II. DIAMOND-COATED MICROELECTRODES

To analyze neurotransmitters by neurochemical monitoring, electrochemistry has been used as a rapid sensing technique that can directly detect electroactive neurochemical messengers. Electrochemistry involves bidirectional charge transfer between an electrode and a sample in solid or liquid phase, with the applied electrode potential providing energy for an electron transfer (i.e., a chemical reaction) to occur [9]. The chemical reactions occur at the electrode’s surface or very short distances away within the probed sample volume, and the resulting charge transfer or current is measured. The measured current depends on the material properties and geometry of the electrodes as well as the concentration of the electroactive neurotransmitter, i.e., the target analyte.
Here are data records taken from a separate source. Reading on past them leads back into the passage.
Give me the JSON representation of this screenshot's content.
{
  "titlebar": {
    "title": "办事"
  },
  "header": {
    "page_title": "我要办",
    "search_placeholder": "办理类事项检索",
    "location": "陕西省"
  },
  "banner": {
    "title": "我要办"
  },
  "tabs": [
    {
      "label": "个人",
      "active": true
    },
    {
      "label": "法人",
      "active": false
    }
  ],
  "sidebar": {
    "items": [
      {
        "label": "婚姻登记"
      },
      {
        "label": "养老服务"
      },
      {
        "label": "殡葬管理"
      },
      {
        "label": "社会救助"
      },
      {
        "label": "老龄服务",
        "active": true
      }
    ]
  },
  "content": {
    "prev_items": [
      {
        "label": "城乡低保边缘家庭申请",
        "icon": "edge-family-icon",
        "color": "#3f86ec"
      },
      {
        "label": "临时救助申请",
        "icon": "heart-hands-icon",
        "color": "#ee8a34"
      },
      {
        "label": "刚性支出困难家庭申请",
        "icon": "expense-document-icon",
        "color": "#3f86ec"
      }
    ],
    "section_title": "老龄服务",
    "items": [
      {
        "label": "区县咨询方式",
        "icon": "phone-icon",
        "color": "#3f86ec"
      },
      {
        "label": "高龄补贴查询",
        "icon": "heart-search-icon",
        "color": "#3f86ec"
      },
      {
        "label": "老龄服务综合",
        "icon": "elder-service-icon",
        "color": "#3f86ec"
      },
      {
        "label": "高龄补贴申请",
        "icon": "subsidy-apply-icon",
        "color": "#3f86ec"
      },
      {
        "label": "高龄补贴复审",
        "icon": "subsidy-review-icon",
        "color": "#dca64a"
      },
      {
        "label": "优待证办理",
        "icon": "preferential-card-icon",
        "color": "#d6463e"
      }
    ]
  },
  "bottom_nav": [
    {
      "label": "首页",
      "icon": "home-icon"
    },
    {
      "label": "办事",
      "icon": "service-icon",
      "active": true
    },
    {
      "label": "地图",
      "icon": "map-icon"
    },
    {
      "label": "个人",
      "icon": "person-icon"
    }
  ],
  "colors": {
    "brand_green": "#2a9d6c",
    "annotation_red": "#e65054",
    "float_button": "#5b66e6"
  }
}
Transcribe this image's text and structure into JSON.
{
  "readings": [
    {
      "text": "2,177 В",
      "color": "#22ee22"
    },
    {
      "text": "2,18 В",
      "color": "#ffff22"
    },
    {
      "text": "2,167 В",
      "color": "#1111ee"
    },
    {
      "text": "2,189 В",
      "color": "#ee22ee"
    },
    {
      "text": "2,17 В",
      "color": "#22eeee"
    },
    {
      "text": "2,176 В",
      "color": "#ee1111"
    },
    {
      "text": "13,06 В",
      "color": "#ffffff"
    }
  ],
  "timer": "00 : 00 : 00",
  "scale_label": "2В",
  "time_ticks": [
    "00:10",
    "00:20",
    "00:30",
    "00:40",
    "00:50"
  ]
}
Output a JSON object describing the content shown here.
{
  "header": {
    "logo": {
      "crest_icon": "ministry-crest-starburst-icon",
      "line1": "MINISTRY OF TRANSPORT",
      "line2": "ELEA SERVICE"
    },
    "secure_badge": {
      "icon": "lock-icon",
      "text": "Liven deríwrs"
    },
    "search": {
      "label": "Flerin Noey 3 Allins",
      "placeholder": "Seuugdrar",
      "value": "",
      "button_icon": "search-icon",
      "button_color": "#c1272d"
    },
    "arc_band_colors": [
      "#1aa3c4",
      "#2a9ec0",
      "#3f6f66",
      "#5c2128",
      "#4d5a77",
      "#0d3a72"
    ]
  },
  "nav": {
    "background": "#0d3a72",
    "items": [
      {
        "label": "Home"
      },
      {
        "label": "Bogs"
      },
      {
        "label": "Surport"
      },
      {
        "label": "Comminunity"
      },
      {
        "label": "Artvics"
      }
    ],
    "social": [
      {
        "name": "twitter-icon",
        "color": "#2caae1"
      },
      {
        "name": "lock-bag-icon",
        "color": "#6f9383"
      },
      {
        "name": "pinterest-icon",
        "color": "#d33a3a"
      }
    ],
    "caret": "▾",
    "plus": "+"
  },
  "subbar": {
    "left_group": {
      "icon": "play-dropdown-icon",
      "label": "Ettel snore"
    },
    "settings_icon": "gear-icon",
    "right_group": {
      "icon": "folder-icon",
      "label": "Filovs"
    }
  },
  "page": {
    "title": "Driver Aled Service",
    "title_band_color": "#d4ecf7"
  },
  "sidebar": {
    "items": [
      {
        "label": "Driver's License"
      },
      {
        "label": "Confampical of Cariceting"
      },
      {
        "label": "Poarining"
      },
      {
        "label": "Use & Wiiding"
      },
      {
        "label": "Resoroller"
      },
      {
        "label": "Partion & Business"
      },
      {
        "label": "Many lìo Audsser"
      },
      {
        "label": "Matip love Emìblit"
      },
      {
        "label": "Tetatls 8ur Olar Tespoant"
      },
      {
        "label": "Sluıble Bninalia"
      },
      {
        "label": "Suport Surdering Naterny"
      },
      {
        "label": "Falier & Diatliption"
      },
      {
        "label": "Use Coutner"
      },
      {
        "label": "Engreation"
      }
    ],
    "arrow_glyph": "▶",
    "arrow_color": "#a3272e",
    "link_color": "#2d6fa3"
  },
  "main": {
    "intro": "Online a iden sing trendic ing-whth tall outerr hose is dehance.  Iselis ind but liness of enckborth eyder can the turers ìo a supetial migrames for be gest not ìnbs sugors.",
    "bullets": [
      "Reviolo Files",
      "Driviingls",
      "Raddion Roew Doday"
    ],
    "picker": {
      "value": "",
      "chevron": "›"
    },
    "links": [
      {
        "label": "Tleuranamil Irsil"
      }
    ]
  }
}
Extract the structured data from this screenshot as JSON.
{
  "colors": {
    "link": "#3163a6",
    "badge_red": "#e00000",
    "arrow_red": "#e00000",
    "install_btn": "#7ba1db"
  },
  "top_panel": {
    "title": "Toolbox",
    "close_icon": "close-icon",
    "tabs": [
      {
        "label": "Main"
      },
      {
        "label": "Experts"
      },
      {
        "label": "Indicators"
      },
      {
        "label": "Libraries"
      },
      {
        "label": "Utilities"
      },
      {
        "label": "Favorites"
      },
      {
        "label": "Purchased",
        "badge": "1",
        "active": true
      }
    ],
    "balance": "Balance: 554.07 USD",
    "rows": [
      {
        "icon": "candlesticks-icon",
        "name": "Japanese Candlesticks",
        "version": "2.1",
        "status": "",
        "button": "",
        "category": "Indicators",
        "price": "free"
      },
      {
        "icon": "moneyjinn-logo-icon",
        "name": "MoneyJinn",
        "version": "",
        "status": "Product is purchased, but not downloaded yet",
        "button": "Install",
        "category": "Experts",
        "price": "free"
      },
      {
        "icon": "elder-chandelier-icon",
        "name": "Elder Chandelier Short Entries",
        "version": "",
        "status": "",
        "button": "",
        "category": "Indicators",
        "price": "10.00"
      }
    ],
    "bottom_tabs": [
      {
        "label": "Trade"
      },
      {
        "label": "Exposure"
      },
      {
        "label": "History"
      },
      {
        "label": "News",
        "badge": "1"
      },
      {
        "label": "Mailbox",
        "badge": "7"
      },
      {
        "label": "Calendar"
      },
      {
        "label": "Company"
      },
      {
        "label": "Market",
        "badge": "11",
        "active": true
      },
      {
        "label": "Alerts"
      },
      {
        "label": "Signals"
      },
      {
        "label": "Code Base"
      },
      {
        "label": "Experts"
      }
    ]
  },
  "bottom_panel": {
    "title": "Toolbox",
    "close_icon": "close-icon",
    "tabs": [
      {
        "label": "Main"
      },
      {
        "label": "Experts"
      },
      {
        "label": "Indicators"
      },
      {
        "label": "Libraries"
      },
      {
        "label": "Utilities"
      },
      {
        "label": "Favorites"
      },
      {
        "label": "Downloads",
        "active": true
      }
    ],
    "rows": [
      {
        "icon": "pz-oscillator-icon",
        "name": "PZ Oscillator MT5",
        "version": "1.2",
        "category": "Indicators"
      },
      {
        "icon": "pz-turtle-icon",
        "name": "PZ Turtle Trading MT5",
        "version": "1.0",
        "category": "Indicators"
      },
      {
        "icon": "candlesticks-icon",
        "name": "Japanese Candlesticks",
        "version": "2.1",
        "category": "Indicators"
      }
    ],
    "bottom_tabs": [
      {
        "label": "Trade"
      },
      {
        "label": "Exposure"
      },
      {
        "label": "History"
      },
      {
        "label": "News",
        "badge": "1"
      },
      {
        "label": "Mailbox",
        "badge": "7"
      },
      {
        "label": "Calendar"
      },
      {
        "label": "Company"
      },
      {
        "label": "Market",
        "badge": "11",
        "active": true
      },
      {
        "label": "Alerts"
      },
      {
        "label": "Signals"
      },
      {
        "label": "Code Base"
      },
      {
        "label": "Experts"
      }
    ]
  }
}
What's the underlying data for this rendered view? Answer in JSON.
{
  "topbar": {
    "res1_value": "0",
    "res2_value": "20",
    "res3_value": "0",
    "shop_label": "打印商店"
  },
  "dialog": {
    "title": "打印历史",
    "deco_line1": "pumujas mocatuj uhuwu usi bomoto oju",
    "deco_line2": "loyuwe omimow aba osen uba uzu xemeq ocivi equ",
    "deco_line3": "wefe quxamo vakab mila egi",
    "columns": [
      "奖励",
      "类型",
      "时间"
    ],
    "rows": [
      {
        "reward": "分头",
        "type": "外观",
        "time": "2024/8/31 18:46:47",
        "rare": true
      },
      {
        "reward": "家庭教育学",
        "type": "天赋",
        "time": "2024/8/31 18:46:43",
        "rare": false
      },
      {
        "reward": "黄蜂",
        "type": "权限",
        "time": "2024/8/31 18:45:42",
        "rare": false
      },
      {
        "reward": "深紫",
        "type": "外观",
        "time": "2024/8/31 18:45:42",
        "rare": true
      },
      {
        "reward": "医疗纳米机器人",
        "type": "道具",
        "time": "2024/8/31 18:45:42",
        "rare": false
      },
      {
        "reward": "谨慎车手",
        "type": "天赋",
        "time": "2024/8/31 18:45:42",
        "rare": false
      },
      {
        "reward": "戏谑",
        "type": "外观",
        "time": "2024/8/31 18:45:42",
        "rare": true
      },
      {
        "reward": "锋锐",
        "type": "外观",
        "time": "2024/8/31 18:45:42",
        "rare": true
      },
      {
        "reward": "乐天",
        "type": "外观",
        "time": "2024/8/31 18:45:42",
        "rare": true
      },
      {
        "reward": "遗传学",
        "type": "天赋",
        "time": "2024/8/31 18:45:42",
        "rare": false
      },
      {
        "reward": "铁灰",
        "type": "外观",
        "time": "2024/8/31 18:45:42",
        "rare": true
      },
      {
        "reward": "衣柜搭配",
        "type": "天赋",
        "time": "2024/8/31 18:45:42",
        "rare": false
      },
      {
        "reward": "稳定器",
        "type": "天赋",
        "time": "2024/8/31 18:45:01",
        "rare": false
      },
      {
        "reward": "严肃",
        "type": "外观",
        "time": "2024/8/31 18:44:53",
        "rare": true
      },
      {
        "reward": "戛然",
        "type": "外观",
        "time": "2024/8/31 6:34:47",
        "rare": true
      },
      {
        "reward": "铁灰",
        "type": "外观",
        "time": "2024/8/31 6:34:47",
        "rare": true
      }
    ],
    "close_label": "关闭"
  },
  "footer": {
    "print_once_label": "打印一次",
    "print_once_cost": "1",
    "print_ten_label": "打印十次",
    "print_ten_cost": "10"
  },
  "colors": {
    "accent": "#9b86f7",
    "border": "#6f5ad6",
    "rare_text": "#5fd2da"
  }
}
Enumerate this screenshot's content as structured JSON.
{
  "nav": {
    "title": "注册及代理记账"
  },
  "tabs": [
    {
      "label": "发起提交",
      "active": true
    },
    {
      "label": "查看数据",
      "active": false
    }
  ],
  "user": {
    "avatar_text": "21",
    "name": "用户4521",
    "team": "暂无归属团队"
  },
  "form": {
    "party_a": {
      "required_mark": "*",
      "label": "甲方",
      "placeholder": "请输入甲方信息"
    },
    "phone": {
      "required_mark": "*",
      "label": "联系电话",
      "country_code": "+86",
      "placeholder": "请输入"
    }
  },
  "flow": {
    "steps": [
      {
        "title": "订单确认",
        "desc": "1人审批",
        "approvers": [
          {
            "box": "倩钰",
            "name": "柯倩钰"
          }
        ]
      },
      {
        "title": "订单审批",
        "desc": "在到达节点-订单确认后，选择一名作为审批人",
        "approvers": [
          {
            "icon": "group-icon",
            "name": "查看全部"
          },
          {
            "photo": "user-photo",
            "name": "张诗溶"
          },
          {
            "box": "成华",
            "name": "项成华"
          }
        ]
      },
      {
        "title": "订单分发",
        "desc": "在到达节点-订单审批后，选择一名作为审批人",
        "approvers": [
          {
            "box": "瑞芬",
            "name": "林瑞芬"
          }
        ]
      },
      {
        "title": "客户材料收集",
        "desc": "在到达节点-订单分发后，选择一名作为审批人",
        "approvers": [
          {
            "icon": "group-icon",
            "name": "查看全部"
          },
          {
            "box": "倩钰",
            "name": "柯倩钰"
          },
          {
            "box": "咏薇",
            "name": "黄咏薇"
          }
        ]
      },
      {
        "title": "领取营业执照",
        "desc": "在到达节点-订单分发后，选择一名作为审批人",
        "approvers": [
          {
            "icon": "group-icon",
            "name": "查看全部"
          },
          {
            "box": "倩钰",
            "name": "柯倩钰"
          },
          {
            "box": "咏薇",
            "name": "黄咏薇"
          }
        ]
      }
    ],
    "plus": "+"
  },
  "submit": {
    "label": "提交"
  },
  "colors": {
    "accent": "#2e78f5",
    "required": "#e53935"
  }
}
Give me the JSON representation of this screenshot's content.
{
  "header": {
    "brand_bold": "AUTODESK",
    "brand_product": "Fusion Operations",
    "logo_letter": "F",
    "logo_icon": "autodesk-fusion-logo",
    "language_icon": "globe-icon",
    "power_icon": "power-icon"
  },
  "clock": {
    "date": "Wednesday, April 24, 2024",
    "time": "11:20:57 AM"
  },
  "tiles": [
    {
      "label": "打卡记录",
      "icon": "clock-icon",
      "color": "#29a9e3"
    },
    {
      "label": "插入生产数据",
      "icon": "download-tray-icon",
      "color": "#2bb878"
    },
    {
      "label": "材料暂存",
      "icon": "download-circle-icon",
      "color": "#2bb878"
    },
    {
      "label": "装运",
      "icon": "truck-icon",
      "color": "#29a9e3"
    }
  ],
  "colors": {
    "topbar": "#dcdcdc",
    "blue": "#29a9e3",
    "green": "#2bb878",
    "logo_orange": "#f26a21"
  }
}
These techniques are attractive due to their high sensitivity, rapidity, and ability to perform distributed measurements.

For electrochemical detection of neurotransmitters, researchers have previously used gold electrodes, carbon-fiber microelectrodes, and microfabricated, screen-printed, polymer-modified carbon sensor arrays [10], [11]. Conductive diamond has emerged as a potentially superior electrode biomaterial. It is chemically and mechanically robust with a low baseline current, allowing long-term use and greater sensitivity for detecting lower analyte concentrations. The investigation of new chemistries is also possible due to diamond’s wide-potential window of water stability. In addition, diamond’s predictable surface chemistry discourages adsorption and oxygen reduction [12], [13].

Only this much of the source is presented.